The brief follows an announcement by the agency that it is investigating the death of Holly Patterson, an 18-year old California woman who died September 17 — only days after taking the abortion pill she obtained at a Planned Parenthood abortion business.
"RU-486 is a dangerous and deadly drug that was wrongly fast-tracked in the waning moments of the Clinton administration by FDA officials influenced by intense political and ideological forces," explained Christian Medical Association executive director David Stevens, M.D.
Concerned Women for America and the American Association of Pro Life Obstetricians and Gynecologists joined CMA in presenting the brief to the FDA saying the abortion drug is dangerous to women.
"Instead of applying its usual scientifically rigorous tests, the FDA relied on a legally and clinically insufficient basis," Stevens explained. "The RU-486 regimen the FDA developed is dangerously lax — even discarding some safety precautions used in Europe.
The three organizations submitted a 90-page "citizens petition" in August 2002 which called for the drug’s removal from market while the FDA reviewed its safety. Danco Laboratories recently submitted a response to that petition and Friday’s brief rebuts the claims Danco made in its response.
CMA Associate Executive Director Gene Rudd, MD, an obstetrician-gynecologist, said that even the lax FDA regimen is routinely violated.

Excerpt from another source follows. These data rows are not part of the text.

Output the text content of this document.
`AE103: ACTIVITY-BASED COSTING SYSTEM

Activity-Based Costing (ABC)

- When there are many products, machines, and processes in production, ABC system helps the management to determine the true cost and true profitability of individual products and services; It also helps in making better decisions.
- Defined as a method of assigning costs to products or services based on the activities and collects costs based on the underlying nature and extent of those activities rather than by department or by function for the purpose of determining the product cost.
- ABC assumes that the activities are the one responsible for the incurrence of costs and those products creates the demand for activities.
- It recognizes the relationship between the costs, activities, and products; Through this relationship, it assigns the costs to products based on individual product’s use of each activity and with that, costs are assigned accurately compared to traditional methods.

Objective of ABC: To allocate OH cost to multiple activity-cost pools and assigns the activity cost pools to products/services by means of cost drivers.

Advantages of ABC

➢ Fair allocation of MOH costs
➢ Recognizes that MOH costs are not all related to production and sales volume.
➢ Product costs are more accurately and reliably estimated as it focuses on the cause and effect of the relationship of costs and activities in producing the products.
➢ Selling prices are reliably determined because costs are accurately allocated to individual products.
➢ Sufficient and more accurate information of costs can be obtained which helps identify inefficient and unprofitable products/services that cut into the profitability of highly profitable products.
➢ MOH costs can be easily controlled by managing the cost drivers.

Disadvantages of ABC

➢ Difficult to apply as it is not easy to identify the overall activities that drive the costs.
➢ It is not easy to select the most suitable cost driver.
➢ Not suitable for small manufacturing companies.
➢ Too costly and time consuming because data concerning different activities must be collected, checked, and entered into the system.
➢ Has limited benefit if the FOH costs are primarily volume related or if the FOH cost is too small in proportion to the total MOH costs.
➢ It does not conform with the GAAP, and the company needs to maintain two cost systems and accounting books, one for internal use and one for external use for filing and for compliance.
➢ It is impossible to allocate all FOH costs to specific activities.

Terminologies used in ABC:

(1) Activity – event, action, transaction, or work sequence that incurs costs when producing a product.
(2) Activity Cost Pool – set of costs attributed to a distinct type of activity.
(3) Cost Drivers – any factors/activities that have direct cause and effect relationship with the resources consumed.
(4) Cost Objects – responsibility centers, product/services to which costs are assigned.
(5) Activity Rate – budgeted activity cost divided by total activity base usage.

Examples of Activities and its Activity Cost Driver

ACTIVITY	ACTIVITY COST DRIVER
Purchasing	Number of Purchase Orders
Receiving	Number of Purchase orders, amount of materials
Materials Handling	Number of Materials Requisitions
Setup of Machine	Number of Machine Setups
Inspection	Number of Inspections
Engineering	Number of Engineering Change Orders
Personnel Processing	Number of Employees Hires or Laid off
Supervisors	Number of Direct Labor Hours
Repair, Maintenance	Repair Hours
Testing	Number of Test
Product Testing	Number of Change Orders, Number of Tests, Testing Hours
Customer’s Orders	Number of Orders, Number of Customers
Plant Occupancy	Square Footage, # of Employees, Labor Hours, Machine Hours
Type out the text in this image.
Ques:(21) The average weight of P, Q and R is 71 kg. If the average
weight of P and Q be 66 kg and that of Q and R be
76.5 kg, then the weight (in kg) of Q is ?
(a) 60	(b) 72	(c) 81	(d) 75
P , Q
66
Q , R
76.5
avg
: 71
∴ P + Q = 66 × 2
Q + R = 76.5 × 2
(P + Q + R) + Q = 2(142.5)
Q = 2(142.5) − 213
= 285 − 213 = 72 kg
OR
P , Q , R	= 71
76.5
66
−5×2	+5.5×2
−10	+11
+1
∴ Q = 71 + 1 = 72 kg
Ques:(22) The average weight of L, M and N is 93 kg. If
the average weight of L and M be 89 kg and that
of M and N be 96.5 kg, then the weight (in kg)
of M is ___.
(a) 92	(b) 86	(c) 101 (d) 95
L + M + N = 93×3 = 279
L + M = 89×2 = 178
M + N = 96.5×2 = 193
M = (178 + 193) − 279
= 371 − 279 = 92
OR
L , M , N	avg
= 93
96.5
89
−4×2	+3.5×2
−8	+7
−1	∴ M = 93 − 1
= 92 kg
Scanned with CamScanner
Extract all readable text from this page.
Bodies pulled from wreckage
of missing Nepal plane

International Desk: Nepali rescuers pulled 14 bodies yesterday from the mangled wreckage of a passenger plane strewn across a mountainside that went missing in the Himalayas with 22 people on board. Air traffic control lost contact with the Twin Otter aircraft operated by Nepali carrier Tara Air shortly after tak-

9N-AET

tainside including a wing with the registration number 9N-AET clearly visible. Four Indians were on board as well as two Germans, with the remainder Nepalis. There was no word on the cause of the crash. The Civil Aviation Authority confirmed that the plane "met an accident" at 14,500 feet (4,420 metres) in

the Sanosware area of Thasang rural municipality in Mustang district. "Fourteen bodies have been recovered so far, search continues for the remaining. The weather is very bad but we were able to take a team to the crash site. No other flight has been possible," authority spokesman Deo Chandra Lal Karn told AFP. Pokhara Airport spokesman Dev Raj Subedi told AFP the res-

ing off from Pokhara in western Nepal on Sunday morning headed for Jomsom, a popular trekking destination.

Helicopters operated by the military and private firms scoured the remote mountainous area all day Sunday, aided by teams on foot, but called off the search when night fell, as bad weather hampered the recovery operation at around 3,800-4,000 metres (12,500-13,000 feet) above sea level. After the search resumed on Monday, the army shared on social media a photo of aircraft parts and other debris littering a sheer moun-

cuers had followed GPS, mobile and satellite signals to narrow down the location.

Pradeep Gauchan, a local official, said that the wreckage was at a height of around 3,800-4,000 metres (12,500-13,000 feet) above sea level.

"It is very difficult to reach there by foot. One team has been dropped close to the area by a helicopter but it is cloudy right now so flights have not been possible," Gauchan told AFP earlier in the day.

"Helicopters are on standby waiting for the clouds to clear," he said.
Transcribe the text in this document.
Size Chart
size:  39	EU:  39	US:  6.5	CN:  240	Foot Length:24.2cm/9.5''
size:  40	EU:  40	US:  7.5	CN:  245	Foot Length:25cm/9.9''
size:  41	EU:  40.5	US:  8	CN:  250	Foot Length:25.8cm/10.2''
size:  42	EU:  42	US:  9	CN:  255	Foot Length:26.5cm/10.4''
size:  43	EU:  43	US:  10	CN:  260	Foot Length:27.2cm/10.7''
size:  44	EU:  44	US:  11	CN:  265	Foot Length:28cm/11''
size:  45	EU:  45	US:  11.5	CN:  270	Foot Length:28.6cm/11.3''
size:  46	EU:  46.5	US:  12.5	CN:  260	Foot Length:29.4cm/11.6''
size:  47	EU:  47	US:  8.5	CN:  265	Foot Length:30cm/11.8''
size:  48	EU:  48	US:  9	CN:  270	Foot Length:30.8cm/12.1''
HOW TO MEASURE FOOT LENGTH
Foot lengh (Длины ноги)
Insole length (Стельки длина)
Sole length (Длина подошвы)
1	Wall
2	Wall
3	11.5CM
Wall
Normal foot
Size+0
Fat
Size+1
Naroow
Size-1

RU 486 is only allowed during the first 49 days of pregnancy, yet abortion businesses are advertising and dispensing the abortion drug weeks after that, according to CMA.
"Abortion clinics are moving even further away from physician oversight by having women take this dangerous drug at home. Many women will not be able to distinguish between the drug’s typical side effects of bleeding and cramping with symptoms of a potentially fatal situation — which apparently happened to Holly Patterson," Rudd said.